In an installment of its “Regulatory Science in Action” series, FDA details how a newly developed nuclear magnetic resonance (NMR) spectroscopy method enabled researchers at the agency’s Center for Drug Evaluation and Research (CDER) to characterize—crucially, in a non-invasive way—microstructure properties in complex, oil-in-water nanoemulsion ophthalmic formulations (1).

Evaluating a drug to relieve ocular pain

The research centered around difluprednate, which has been approved as an orphan drug to treat post-operative ocular pain and inflammation (1). It is insoluble in water and, as such, was formulated as an oil-in-water nanoemulsion.

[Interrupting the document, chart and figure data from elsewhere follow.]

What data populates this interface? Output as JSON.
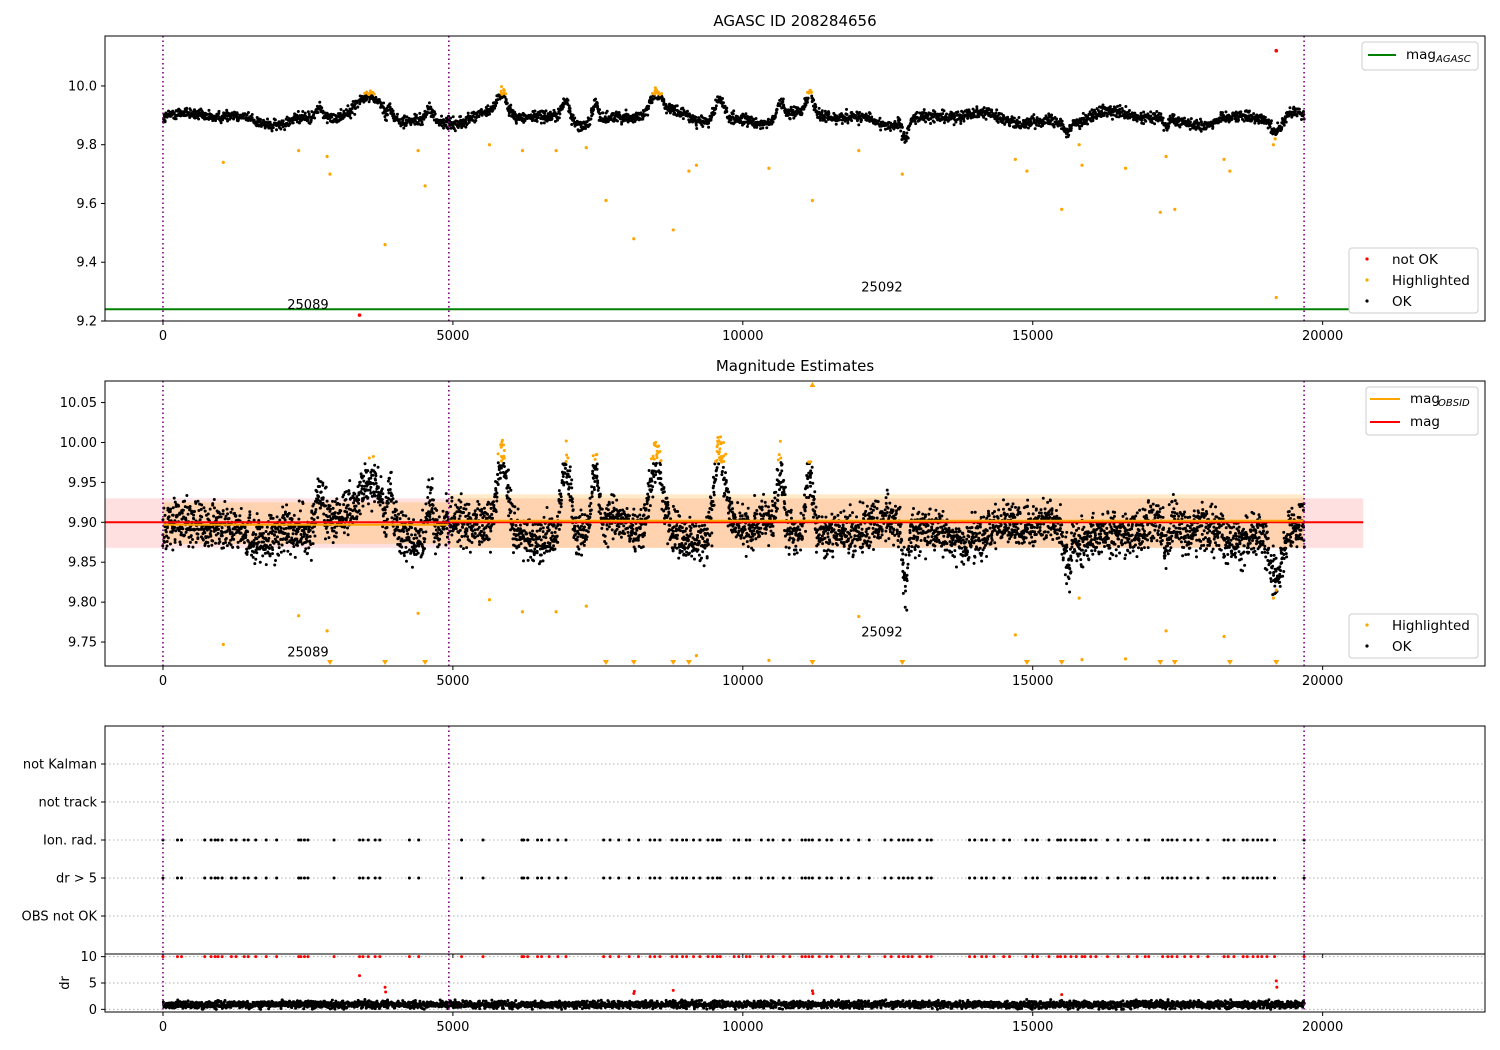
{
  "chart_data": [
    {
      "type": "scatter",
      "title": "AGASC ID 208284656",
      "xlim": [
        -1000,
        22800
      ],
      "ylim": [
        9.2,
        10.17
      ],
      "xticks": [
        0,
        5000,
        10000,
        15000,
        20000
      ],
      "yticks": [
        9.2,
        9.4,
        9.6,
        9.8,
        10.0
      ],
      "ytick_labels": [
        "9.2",
        "9.4",
        "9.6",
        "9.8",
        "10.0"
      ],
      "obsid_boundaries": [
        0,
        4930,
        19680
      ],
      "obsid_labels": [
        {
          "text": "25089",
          "x": 2500,
          "y": 9.24
        },
        {
          "text": "25092",
          "x": 12400,
          "y": 9.3
        }
      ],
      "reference_lines": [
        {
          "name": "mag",
          "subscript": "AGASC",
          "color": "#008000",
          "y": 9.24,
          "x_range": [
            -1000,
            20700
          ]
        }
      ],
      "series": [
        {
          "name": "OK",
          "color": "#000000",
          "baseline": 9.89,
          "spread": 0.025,
          "x_range": [
            0,
            19680
          ]
        },
        {
          "name": "Highlighted",
          "color": "#ffa500",
          "outliers_high_min": 9.97,
          "points": [
            [
              1040,
              9.74
            ],
            [
              2340,
              9.78
            ],
            [
              2830,
              9.76
            ],
            [
              2880,
              9.7
            ],
            [
              3830,
              9.46
            ],
            [
              4400,
              9.78
            ],
            [
              4520,
              9.66
            ],
            [
              5630,
              9.8
            ],
            [
              6200,
              9.78
            ],
            [
              6780,
              9.78
            ],
            [
              7300,
              9.79
            ],
            [
              7640,
              9.61
            ],
            [
              8120,
              9.48
            ],
            [
              8800,
              9.51
            ],
            [
              9070,
              9.71
            ],
            [
              9200,
              9.73
            ],
            [
              10450,
              9.72
            ],
            [
              11200,
              9.61
            ],
            [
              12000,
              9.78
            ],
            [
              12750,
              9.7
            ],
            [
              14700,
              9.75
            ],
            [
              14900,
              9.71
            ],
            [
              15500,
              9.58
            ],
            [
              15800,
              9.8
            ],
            [
              15850,
              9.73
            ],
            [
              16600,
              9.72
            ],
            [
              17200,
              9.57
            ],
            [
              17300,
              9.76
            ],
            [
              17450,
              9.58
            ],
            [
              18300,
              9.75
            ],
            [
              18400,
              9.71
            ],
            [
              19200,
              9.28
            ],
            [
              19150,
              9.8
            ],
            [
              19180,
              9.82
            ]
          ]
        },
        {
          "name": "not OK",
          "color": "#ff0000",
          "points": [
            [
              3390,
              9.22
            ],
            [
              19200,
              10.12
            ]
          ]
        }
      ],
      "legend": [
        {
          "label": "mag",
          "subscript": "AGASC",
          "kind": "line",
          "color": "#008000",
          "placement": "upper right"
        },
        {
          "label": "not OK",
          "kind": "point",
          "color": "#ff0000",
          "placement": "lower right"
        },
        {
          "label": "Highlighted",
          "kind": "point",
          "color": "#ffa500",
          "placement": "lower right"
        },
        {
          "label": "OK",
          "kind": "point",
          "color": "#000000",
          "placement": "lower right"
        }
      ]
    },
    {
      "type": "scatter",
      "title": "Magnitude Estimates",
      "xlim": [
        -1000,
        22800
      ],
      "ylim": [
        9.72,
        10.077
      ],
      "xticks": [
        0,
        5000,
        10000,
        15000,
        20000
      ],
      "yticks": [
        9.75,
        9.8,
        9.85,
        9.9,
        9.95,
        10.0,
        10.05
      ],
      "ytick_labels": [
        "9.75",
        "9.80",
        "9.85",
        "9.90",
        "9.95",
        "10.00",
        "10.05"
      ],
      "obsid_boundaries": [
        0,
        4930,
        19680
      ],
      "obsid_labels": [
        {
          "text": "25089",
          "x": 2500,
          "y": 9.732
        },
        {
          "text": "25092",
          "x": 12400,
          "y": 9.757
        }
      ],
      "bands": [
        {
          "color": "#ff0000",
          "opacity": 0.12,
          "x_range": [
            -1000,
            20700
          ],
          "y_range": [
            9.868,
            9.93
          ]
        },
        {
          "color": "#ffa500",
          "opacity": 0.22,
          "x_range": [
            0,
            4930
          ],
          "y_range": [
            9.873,
            9.925
          ]
        },
        {
          "color": "#ffa500",
          "opacity": 0.22,
          "x_range": [
            4930,
            19680
          ],
          "y_range": [
            9.868,
            9.935
          ]
        }
      ],
      "reference_lines": [
        {
          "name": "mag",
          "color": "#ff0000",
          "y": 9.9,
          "x_range": [
            -1000,
            20700
          ]
        },
        {
          "name": "mag",
          "subscript": "OBSID",
          "color": "#ffa500",
          "y": 9.897,
          "x_range": [
            0,
            4930
          ]
        },
        {
          "name": "mag",
          "subscript": "OBSID",
          "color": "#ffa500",
          "y": 9.902,
          "x_range": [
            4930,
            19680
          ]
        }
      ],
      "series": [
        {
          "name": "OK",
          "color": "#000000",
          "baseline": 9.89,
          "spread": 0.04,
          "x_range": [
            0,
            19680
          ]
        },
        {
          "name": "Highlighted",
          "color": "#ffa500",
          "outliers_high_min": 9.975,
          "points": [
            [
              1040,
              9.747
            ],
            [
              2340,
              9.783
            ],
            [
              2830,
              9.764
            ],
            [
              4400,
              9.786
            ],
            [
              5630,
              9.803
            ],
            [
              6200,
              9.788
            ],
            [
              6780,
              9.788
            ],
            [
              7300,
              9.795
            ],
            [
              12000,
              9.782
            ],
            [
              14700,
              9.759
            ],
            [
              15800,
              9.805
            ],
            [
              15850,
              9.728
            ],
            [
              16600,
              9.729
            ],
            [
              17300,
              9.764
            ],
            [
              18300,
              9.757
            ],
            [
              19150,
              9.805
            ],
            [
              19200,
              9.815
            ],
            [
              9200,
              9.733
            ],
            [
              10450,
              9.727
            ]
          ]
        },
        {
          "name": "Highlighted (below axis)",
          "color": "#ffa500",
          "marker": "triangle-down",
          "points": [
            [
              2880,
              9.72
            ],
            [
              3830,
              9.72
            ],
            [
              4520,
              9.72
            ],
            [
              7640,
              9.72
            ],
            [
              8120,
              9.72
            ],
            [
              8800,
              9.72
            ],
            [
              9070,
              9.72
            ],
            [
              11200,
              9.72
            ],
            [
              12750,
              9.72
            ],
            [
              14900,
              9.72
            ],
            [
              15500,
              9.72
            ],
            [
              17200,
              9.72
            ],
            [
              17450,
              9.72
            ],
            [
              18400,
              9.72
            ],
            [
              19200,
              9.72
            ]
          ]
        },
        {
          "name": "Highlighted (above axis)",
          "color": "#ffa500",
          "marker": "triangle-up",
          "points": [
            [
              11200,
              10.077
            ]
          ]
        }
      ],
      "legend": [
        {
          "label": "mag",
          "subscript": "OBSID",
          "kind": "line",
          "color": "#ffa500",
          "placement": "upper right"
        },
        {
          "label": "mag",
          "kind": "line",
          "color": "#ff0000",
          "placement": "upper right"
        },
        {
          "label": "Highlighted",
          "kind": "point",
          "color": "#ffa500",
          "placement": "lower right"
        },
        {
          "label": "OK",
          "kind": "point",
          "color": "#000000",
          "placement": "lower right"
        }
      ]
    },
    {
      "type": "scatter",
      "title": "",
      "xlim": [
        -1000,
        22800
      ],
      "obsid_boundaries": [
        0,
        4930,
        19680
      ],
      "categories": [
        "not Kalman",
        "not track",
        "Ion. rad.",
        "dr > 5",
        "OBS not OK"
      ],
      "flag_rows": {
        "not Kalman": [],
        "not track": [],
        "Ion. rad.": [
          0,
          250,
          320,
          720,
          830,
          900,
          950,
          1020,
          1180,
          1260,
          1400,
          1470,
          1600,
          1780,
          1960,
          2340,
          2380,
          2440,
          2500,
          2950,
          3390,
          3450,
          3540,
          3660,
          3740,
          4250,
          4410,
          5150,
          5520,
          6190,
          6220,
          6290,
          6460,
          6530,
          6660,
          6810,
          6950,
          7600,
          7710,
          7860,
          8040,
          8200,
          8400,
          8480,
          8570,
          8780,
          8860,
          8960,
          9030,
          9150,
          9260,
          9400,
          9480,
          9560,
          9610,
          9850,
          9930,
          10060,
          10120,
          10320,
          10440,
          10520,
          10700,
          10810,
          11020,
          11080,
          11140,
          11200,
          11320,
          11450,
          11530,
          11700,
          11820,
          12000,
          12180,
          12450,
          12560,
          12690,
          12770,
          12850,
          12920,
          13050,
          13180,
          13250,
          13910,
          14000,
          14120,
          14200,
          14330,
          14500,
          14600,
          14880,
          15000,
          15080,
          15280,
          15430,
          15480,
          15560,
          15660,
          15750,
          15850,
          15900,
          16000,
          16090,
          16290,
          16470,
          16650,
          16800,
          16940,
          17000,
          17240,
          17330,
          17400,
          17490,
          17620,
          17730,
          17850,
          18020,
          18300,
          18370,
          18470,
          18630,
          18700,
          18800,
          18880,
          18950,
          19040,
          19170,
          19680
        ],
        "dr > 5": [
          0,
          250,
          320,
          720,
          830,
          900,
          950,
          1020,
          1180,
          1260,
          1400,
          1470,
          1600,
          1780,
          1960,
          2340,
          2380,
          2440,
          2500,
          2950,
          3390,
          3450,
          3540,
          3660,
          3740,
          4250,
          4410,
          5150,
          5520,
          6190,
          6220,
          6290,
          6460,
          6530,
          6660,
          6810,
          6950,
          7600,
          7710,
          7860,
          8040,
          8200,
          8400,
          8480,
          8570,
          8780,
          8860,
          8960,
          9030,
          9150,
          9260,
          9400,
          9480,
          9560,
          9610,
          9850,
          9930,
          10060,
          10120,
          10320,
          10440,
          10520,
          10700,
          10810,
          11020,
          11080,
          11140,
          11200,
          11320,
          11450,
          11530,
          11700,
          11820,
          12000,
          12180,
          12450,
          12560,
          12690,
          12770,
          12850,
          12920,
          13050,
          13180,
          13250,
          13910,
          14000,
          14120,
          14200,
          14330,
          14500,
          14600,
          14880,
          15000,
          15080,
          15280,
          15430,
          15480,
          15560,
          15660,
          15750,
          15850,
          15900,
          16000,
          16090,
          16290,
          16470,
          16650,
          16800,
          16940,
          17000,
          17240,
          17330,
          17400,
          17490,
          17620,
          17730,
          17850,
          18020,
          18300,
          18370,
          18470,
          18630,
          18700,
          18800,
          18880,
          18950,
          19040,
          19170,
          19680
        ],
        "OBS not OK": []
      },
      "flag_color": "#000000"
    },
    {
      "type": "scatter",
      "title": "",
      "ylabel": "dr",
      "xlim": [
        -1000,
        22800
      ],
      "ylim": [
        -0.5,
        10.5
      ],
      "xticks": [
        0,
        5000,
        10000,
        15000,
        20000
      ],
      "yticks": [
        0,
        5,
        10
      ],
      "obsid_boundaries": [
        0,
        4930,
        19680
      ],
      "series": [
        {
          "name": "dr",
          "color": "#000000",
          "baseline": 0.9,
          "spread": 0.5,
          "x_range": [
            0,
            19680
          ]
        },
        {
          "name": "dr > 5",
          "color": "#ff0000",
          "clipped_value": 10,
          "points": [
            [
              3390,
              6.4
            ],
            [
              3830,
              4.2
            ],
            [
              3840,
              3.3
            ],
            [
              8120,
              3.0
            ],
            [
              8130,
              3.4
            ],
            [
              8800,
              3.6
            ],
            [
              11200,
              3.5
            ],
            [
              11210,
              3.0
            ],
            [
              15500,
              2.8
            ],
            [
              19200,
              5.4
            ],
            [
              19210,
              4.2
            ]
          ]
        }
      ]
    }
  ]
}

CDER researchers have been developing NMR spectroscopy to characterize such formulations since 2018, and, according to FDA, the researchers’ work culminated in correlated microstructure changes being observed for the first time in nanoemulsion formulations.

More spectroscopy applications

The July/August 2025 issue of Pharmaceutical Technology® also explores applications of spectroscopy, namely ultraviolet (UV) spectroscopy as a continuous, in-line method to monitor cleaning processes to confirm cleanliness of equipment surfaces through final rinse water analysis (2).

“Results showed that in-line monitoring capability of UV spectroscopy enables continuous monitoring of the entire cleaning cycle and applicability to quality by design, process analytical technology, process digitalization, and sustainability goals of a Pharma 4.0 manufacturing facility,” the authors wrote.

Read this peer-reviewed article in full right now at PharmTech.com.

Below are further implications of CDER’s work for formulation scientists, analytical chemists, and manufacturers of complex drug products.

A quality control tool

For formulation scientists, the ability to noninvasively monitor nanoemulsion dynamics could lead to more robust excipient selection, formulation optimization, and stability prediction. For manufacturers, intact NMR may offer a quality control tool that minimizes sample manipulation while enhancing sensitivity to early signs of instability.

The study also demonstrated that different NMR relaxation times and diffusion coefficients can serve as surrogate indicators for microstructural changes, suggesting possible future development of NMR-based specifications for complex generics and innovator products alike.

Relevance for complex generics, quality assessment

FDA's emphasis on intact NMR aligns with its broader goals to facilitate the development of complex generics, particularly those containing nano-sized active or excipient particles. By enabling more precise characterization of reference listed drugs and their generic counterparts, this approach may support bioequivalence determinations and post-approval change assessments.

Furthermore, FDA noted that the study aligns with quality by design principles, offering a means to better understand critical quality attributes of nanoemulsions without disrupting the formulation environment.

A step forward

The adoption of intact NMR as a regulatory science tool represents a meaningful step in enhancing FDA’s analytical capabilities for complex dosage forms. As nanotechnology-based drug products continue to enter the market, advanced tools like these will likely become essential in supporting both premarket evaluations and ongoing quality assurance.

“Based on data obtained in this study, intact NMR methods for characterization of nanoemulsion can now be recommended to generic drug sponsors,” FDA said in the blog post (1). “These sensitive and accurate analytical methods may save resources for [the] pharmaceutical industry, accelerate generic drug development, and enhance the quality assessment of these drugs, ultimately resulting in lower costs to [the] American public.”

References

1. FDA. Modern Intact NMR Approach Reveals Synchronized Microstructural Changes in Nanoemulsion Drug Formulations. FDA.gov, last updated Aug. 4, 2025 (accessed Aug. 5, 2025).
2. Schallom, J, et al. In-Line UV Spectrometry Monitoring in Cleaning Validation. Pharmaceutical Technology 2025 49 (6) 18–22.